A combined experimental and numerical approach for heat transfer enhancement in a minichannel using half rectified pulsating flows

Abstract

The miniaturization of electronic packages and their associated high-power density circuits requires more innovative cooling solutions. Single phase pulsating flows offer a promising solution due to their disruption of the thermal boundary layer. This study aims to bridge the knowledge gap by using experimental and computational methods to investigate the complex flow characteristics of laminar pulsating flows in a heated rectangular minichannel and couple that analysis with an investigation of thermal-hydraulic performance.
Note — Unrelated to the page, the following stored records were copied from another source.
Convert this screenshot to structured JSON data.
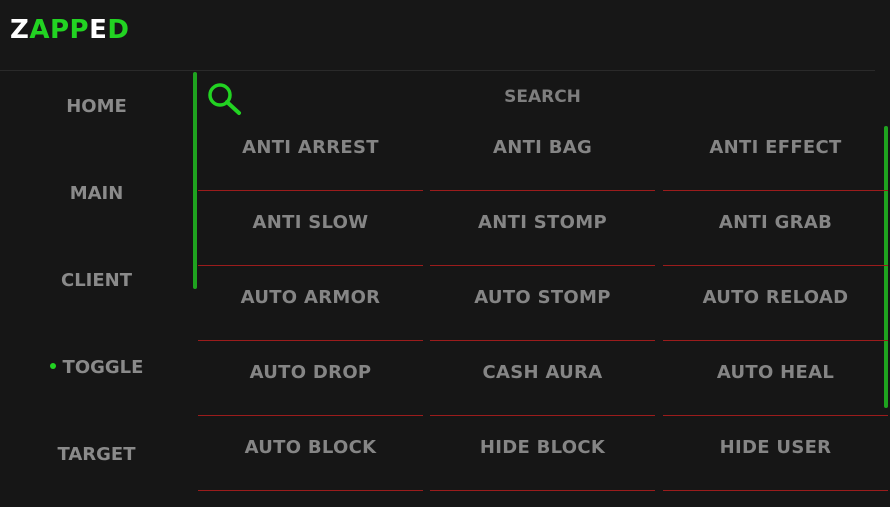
{
  "app": {
    "logo_parts": [
      {
        "text": "Z",
        "color": "#ffffff"
      },
      {
        "text": "A",
        "color": "#22d322"
      },
      {
        "text": "P",
        "color": "#22d322"
      },
      {
        "text": "P",
        "color": "#22d322"
      },
      {
        "text": "E",
        "color": "#ffffff"
      },
      {
        "text": "D",
        "color": "#22d322"
      }
    ]
  },
  "sidebar": {
    "items": [
      {
        "label": "HOME",
        "active": false
      },
      {
        "label": "MAIN",
        "active": false
      },
      {
        "label": "CLIENT",
        "active": false
      },
      {
        "label": "TOGGLE",
        "active": true
      },
      {
        "label": "TARGET",
        "active": false
      }
    ]
  },
  "search": {
    "label": "SEARCH",
    "icon": "search-icon"
  },
  "toggles": {
    "rows": [
      [
        "ANTI ARREST",
        "ANTI BAG",
        "ANTI EFFECT"
      ],
      [
        "ANTI SLOW",
        "ANTI STOMP",
        "ANTI GRAB"
      ],
      [
        "AUTO ARMOR",
        "AUTO STOMP",
        "AUTO RELOAD"
      ],
      [
        "AUTO DROP",
        "CASH AURA",
        "AUTO HEAL"
      ],
      [
        "AUTO BLOCK",
        "HIDE BLOCK",
        "HIDE USER"
      ]
    ]
  },
  "colors": {
    "accent": "#22d322",
    "divider": "#9b1c1c",
    "text": "#858585",
    "background": "#161616"
  }
}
Experimental analysis involves a uniformly heated thin foil approximating a constant heat flux bottom wall. Wall temperature measurements are recorded using an infrared thermography system. Analogous to the experimental conditions, a three-dimensional conjugate heat transfer computational model is developed with a volumetric heat generation source. Positive and negative half rectified sinusoidal pulsating flow waveforms are studied for dimensionless pulsation frequencies or Womersley numbers of 𝑊𝑜 = 2.5 and 5.1 at a fixed flow rate amplitude 𝐴0 = 3. For the positive half rectified waveform, a marginal enhancement in heat transfer of 2.2% for 𝑊𝑜 = 2.5, 𝐴0 = 3 was obtained. Whereas the negative half rectified case leads to a heat transfer enhancement of 9% and 6% for 𝑊𝑜 = 2.5 and 𝑊𝑜 = 5.1 respectively, with a high thermal performance of 𝜂 = 2.4 over corresponding steady flow.